W&F 2015/4

Agenda Rüstung

Stärkung der Waffenindustrie und staatliche Machtpolitik

von Jürgen Wagner

Anfang Oktober 2014 wurde das von Verteidigungsministerin Ursula von der Leyen in Auftrag gegebene Gutachten über die Bundeswehr-Beschaffungsprojekte veröffentlicht. Nahezu zeitgleich ging Wirtschaftsminister Sigmar Gabriel mit einer rüstungspolitischen Grundsatzrede an die Öffentlichkeit. Aus von der Leyens Haus folgte im Juni 2015 das »Dialogpapier« zwischen dem Bundesministerium für Verteidigung (BMVg) und der Rüstungslobby, und wenige Tage später wurde das »Strategiepapier der Bundesregierung zur Stärkung der Verteidigungsindustrie in Deutschland« nachgeschoben, das die wesentlichen Kernelemente aus der Rede des Wirtschaftsministers übernimmt. Zusammen bilden diese Initiativen das Gerüst der sich abzeichnenden »Agenda Rüstung« der Bundesregierung, die im Folgenden näher beschrieben wird.

In Sachen Rüstungspolitik legt die Bundesregierung seit einiger Zeit eine hektische Betriebsamkeit an den Tag: Personal wurde ausgetauscht, Gutachten wurden erstellt und Strategiepapiere verabschiedet. Die Politik will mit der sich dabei herauskristallisierenden »Agenda Rüstung«1 vor allem zwei Interessen umsetzen: Einmal geht es darum, deutlich mehr militärische Schlagkraft pro investiertem Euro zu generieren als dies bislang der Fall war. Hierfür ist man im BMVg bestrebt, vorhandene Ineffizienzen im Beschaffungswesen soweit als möglich zu beseitigen und die Industrie bei der auftragsgemäßen Lieferung künftig stärker in die Pflicht zu nehmen. Gleichzeitig besteht ein Kerninteresse an der Stärkung der deutschen Rüstungskonzerne und ihrer industriellen Basis.

Letzterem kommt hohe Priorität zu, weil die Vorstellung, eine starke einheimische Rüstungsindustrie sei eine notwendige Bedingung für eine wirkungsvolle Militär- und Machtpolitik, tief in den Köpfen der politischen Entscheidungsträger verwurzelt ist.2 So kommt eine umfassende Untersuchung zum »Wert« des deutschen Rüstungswesens zu dem Ergebnis: „[D]ie Rüstungspolitik [ist] ein integraler Bestandteil der deutschen Sicherheits- und Verteidigungspolitik sowie eine Kernkompetenz der Einsatzbereitschaft der Bundeswehr. [...] Der Zugriff auf eine leistungsfähige und flexible rüstungsindustrielle Basis ist für die Bundesregierung somit eine Grundvoraussetzung ihrer militärischen und damit außen-, sicherheits- und verteidigungspolitischen Handlungsfähigkeit.
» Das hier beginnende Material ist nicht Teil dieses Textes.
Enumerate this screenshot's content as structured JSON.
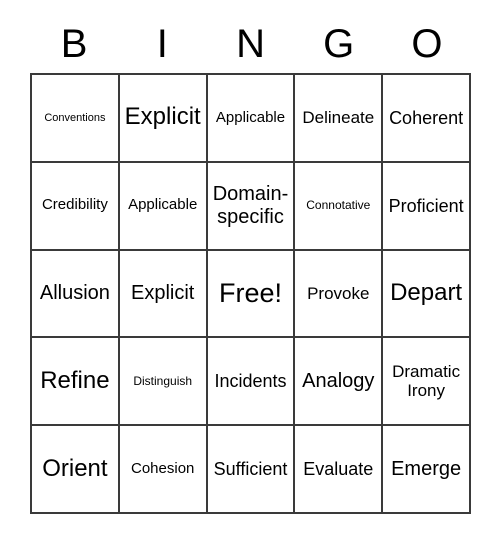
{
  "card": {
    "header_letters": [
      "B",
      "I",
      "N",
      "G",
      "O"
    ],
    "columns": 5,
    "rows": 5,
    "free_space_label": "Free!",
    "colors": {
      "background": "#ffffff",
      "text": "#000000",
      "border": "#3a3a3a"
    },
    "cells": [
      [
        {
          "text": "Conventions",
          "size": "fs-xs"
        },
        {
          "text": "Explicit",
          "size": "fs-3xl"
        },
        {
          "text": "Applicable",
          "size": "fs-md"
        },
        {
          "text": "Delineate",
          "size": "fs-lg"
        },
        {
          "text": "Coherent",
          "size": "fs-xl"
        }
      ],
      [
        {
          "text": "Credibility",
          "size": "fs-md"
        },
        {
          "text": "Applicable",
          "size": "fs-md"
        },
        {
          "text": "Domain-specific",
          "size": "fs-2xl"
        },
        {
          "text": "Connotative",
          "size": "fs-sm"
        },
        {
          "text": "Proficient",
          "size": "fs-xl"
        }
      ],
      [
        {
          "text": "Allusion",
          "size": "fs-2xl"
        },
        {
          "text": "Explicit",
          "size": "fs-2xl"
        },
        {
          "text": "Free!",
          "size": "fs-free"
        },
        {
          "text": "Provoke",
          "size": "fs-lg"
        },
        {
          "text": "Depart",
          "size": "fs-3xl"
        }
      ],
      [
        {
          "text": "Refine",
          "size": "fs-3xl"
        },
        {
          "text": "Distinguish",
          "size": "fs-sm"
        },
        {
          "text": "Incidents",
          "size": "fs-xl"
        },
        {
          "text": "Analogy",
          "size": "fs-2xl"
        },
        {
          "text": "Dramatic Irony",
          "size": "fs-lg"
        }
      ],
      [
        {
          "text": "Orient",
          "size": "fs-3xl"
        },
        {
          "text": "Cohesion",
          "size": "fs-md"
        },
        {
          "text": "Sufficient",
          "size": "fs-xl"
        },
        {
          "text": "Evaluate",
          "size": "fs-xl"
        },
        {
          "text": "Emerge",
          "size": "fs-2xl"
        }
      ]
    ]
  }
}
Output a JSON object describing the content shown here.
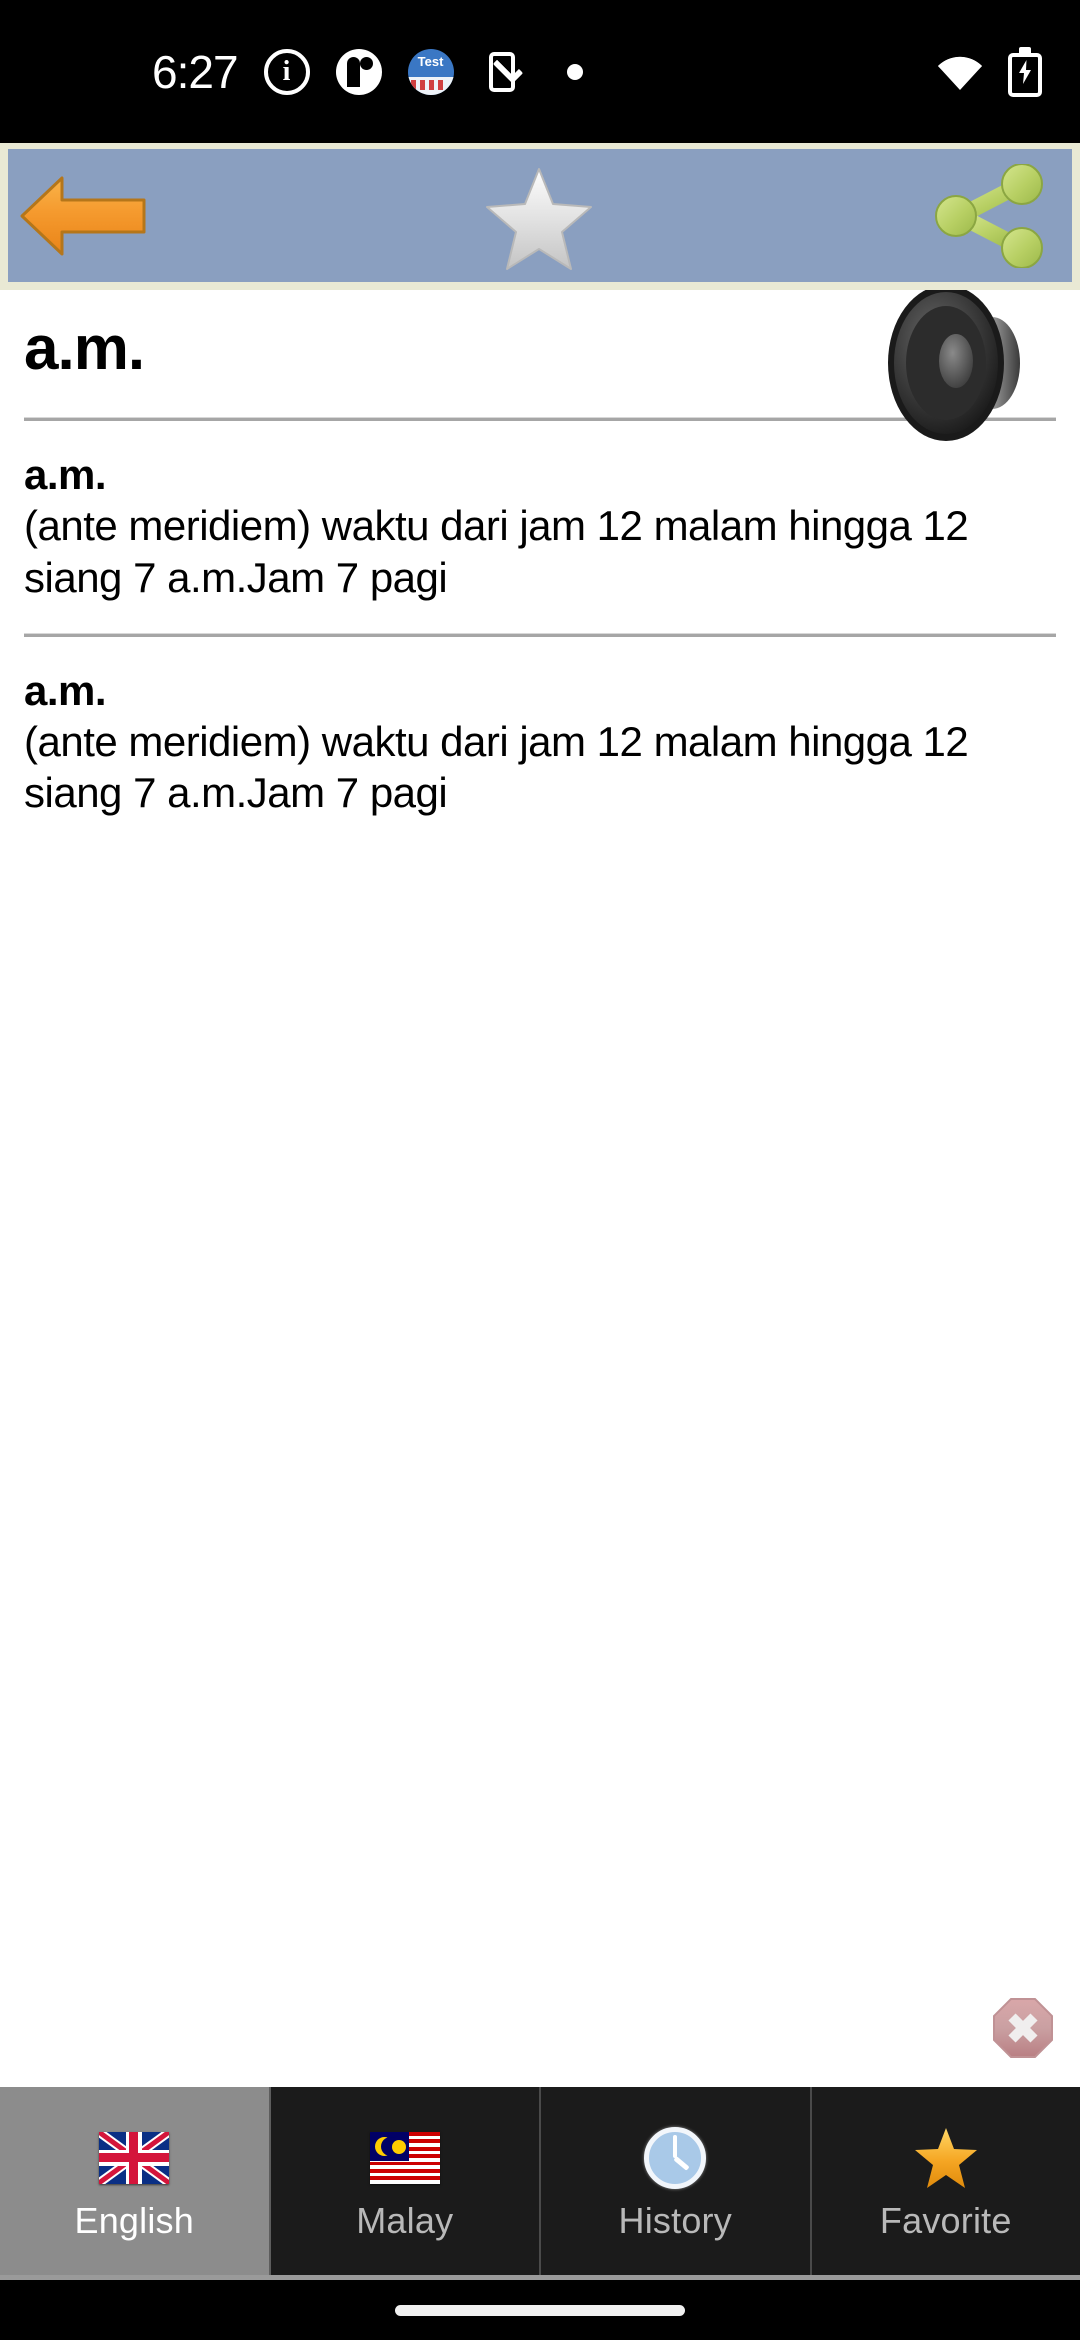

Für den Handelsstaat Deutschland ist diese Komponente seiner staatlichen Handlungsfähigkeit eine grundlegende Voraussetzung für eine effektive und nachhaltige Interessensverfolgung in einer multipolaren Weltordnung. [...] Nicht seine ökonomische Dimension – sprich der Beitrag zur Wirtschaftsleistung und die Schaffung von Arbeitsplätzen – sondern die [...] militärische und außenpolitische Dimension macht den Rüstungssektor zu einem unverzichtbaren Wirtschaftsbereich der deutschen Volkswirtschaft.“ 3

Bei der Stärkung des Rüstungssektors wird arbeitsteilig vorgegangen: Das BMVg drängt dabei vor allem auf eine Erhöhung der Rüstungsausgaben und hier insbesondere des investiven Anteils. Das erklärte Ziel des Wirtschaftsministeriums besteht wiederum – ganz im Gegensatz zur allgemeinen Wahrnehmung – darin, eine »exportpolitische Flankierung der Verteidigungsindustrie« auf den Weg zu bringen. Dabei steht die Förderung von Fusions- und Übernahmeprozessen (»Konsolidierung«) im Zentrum der Überlegungen, um zwei Fliegen mit einer Klappe zu schlagen: Es soll der deutsche rüstungsindustrielle Sektor gestärkt werden, womit wiederum – idealtypisch -auch eine Ankurbelung der Exporte und infolgedessen eine Senkung der Stückkosten einhergehen soll.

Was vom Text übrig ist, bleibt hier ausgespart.